Social awareness can be developed through listening and effectively communicating. Good leaders both hear what is being said and take into account how it is being conveyed. They understand when a team member is being affected and they recognize how that individual’s emotional state might affect their own.
Finally, the last component to emotional intelligence is managing relationships, leading in a way that allows a connection with the people who are working hard to achieve a goal in a way that makes them feel supported and appreciated.
Relationship management can be especially critical during times of change. It’s not just an outward expression of friendliness but a conditioned response that will help a leader dictate how an employee or employees respond to a particular action or impediment.
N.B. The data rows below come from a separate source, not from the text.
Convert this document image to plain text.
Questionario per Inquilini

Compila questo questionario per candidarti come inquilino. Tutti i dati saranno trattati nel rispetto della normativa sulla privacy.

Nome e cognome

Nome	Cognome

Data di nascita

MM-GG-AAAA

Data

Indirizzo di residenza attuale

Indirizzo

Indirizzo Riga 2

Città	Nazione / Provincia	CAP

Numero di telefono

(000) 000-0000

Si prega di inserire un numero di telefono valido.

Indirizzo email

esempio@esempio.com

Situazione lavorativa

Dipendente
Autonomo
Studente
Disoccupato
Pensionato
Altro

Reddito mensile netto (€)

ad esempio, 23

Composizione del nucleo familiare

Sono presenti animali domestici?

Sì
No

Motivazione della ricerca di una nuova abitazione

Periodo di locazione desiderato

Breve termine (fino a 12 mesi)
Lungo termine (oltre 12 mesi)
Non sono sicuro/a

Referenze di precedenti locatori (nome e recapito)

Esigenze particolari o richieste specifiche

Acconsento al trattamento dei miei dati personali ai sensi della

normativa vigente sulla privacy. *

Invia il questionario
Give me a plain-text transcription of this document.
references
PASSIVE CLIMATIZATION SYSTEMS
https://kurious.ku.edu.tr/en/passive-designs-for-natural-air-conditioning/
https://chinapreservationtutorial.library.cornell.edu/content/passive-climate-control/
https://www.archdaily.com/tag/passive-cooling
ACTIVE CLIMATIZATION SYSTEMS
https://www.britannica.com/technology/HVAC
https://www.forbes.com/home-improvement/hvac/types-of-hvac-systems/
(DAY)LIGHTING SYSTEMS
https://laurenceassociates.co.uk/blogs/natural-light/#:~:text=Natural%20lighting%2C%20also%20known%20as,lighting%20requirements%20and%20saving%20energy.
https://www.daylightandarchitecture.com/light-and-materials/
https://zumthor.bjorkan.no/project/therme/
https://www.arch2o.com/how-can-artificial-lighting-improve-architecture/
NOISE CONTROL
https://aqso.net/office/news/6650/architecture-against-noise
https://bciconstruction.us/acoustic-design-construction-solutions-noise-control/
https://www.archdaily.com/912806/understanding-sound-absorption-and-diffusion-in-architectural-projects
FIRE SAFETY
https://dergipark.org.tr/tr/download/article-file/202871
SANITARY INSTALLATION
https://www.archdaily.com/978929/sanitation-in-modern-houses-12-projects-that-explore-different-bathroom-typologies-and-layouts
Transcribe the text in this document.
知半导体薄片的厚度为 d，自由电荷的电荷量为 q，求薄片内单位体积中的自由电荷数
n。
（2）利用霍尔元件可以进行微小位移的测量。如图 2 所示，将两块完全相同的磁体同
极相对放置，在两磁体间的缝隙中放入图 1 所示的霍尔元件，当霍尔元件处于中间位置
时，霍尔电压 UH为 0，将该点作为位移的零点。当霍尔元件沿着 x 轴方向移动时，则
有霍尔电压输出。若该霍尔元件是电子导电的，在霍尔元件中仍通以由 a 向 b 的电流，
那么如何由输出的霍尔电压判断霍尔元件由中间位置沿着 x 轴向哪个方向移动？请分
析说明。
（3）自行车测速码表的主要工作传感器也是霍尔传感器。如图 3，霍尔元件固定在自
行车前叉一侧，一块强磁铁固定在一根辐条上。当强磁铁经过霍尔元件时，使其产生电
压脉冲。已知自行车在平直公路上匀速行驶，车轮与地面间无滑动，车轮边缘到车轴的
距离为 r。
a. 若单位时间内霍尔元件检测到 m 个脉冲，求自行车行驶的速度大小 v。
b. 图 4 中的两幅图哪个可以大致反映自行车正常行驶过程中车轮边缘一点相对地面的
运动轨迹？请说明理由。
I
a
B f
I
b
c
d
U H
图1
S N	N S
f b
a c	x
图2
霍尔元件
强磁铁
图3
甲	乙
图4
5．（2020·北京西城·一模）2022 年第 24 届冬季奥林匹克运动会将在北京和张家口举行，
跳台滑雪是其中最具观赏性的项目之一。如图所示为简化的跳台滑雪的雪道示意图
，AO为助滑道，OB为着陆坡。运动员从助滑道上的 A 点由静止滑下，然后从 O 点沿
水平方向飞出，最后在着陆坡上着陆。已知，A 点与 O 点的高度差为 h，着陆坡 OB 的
By managing relationships, good leaders can achieve a desired result when interacting with others, determining a specific outcome and achieving that outcome without sacrificing one’s own needs or the needs of the company.
Some leaders undermine their own success or the successful completion of a project by losing sight of the greater goal. They place their own importance above the team’s, they allow insecurity and negativity to poison the mindset of the group, their try to micro-manage and control their team at a time they should be championing innovation and creativity or they fail to recognize their own shortcomings and refuse to ask for and accept help.
Being a successful leader and being an emotionally intelligent leader are not one in the same. The best leaders, those that inspire loyalty and achieve results, often do so because they aren’t afraid to look inward and promote unity by encouraging and extolling in others the best qualities and emotional composure that they demand of themselves.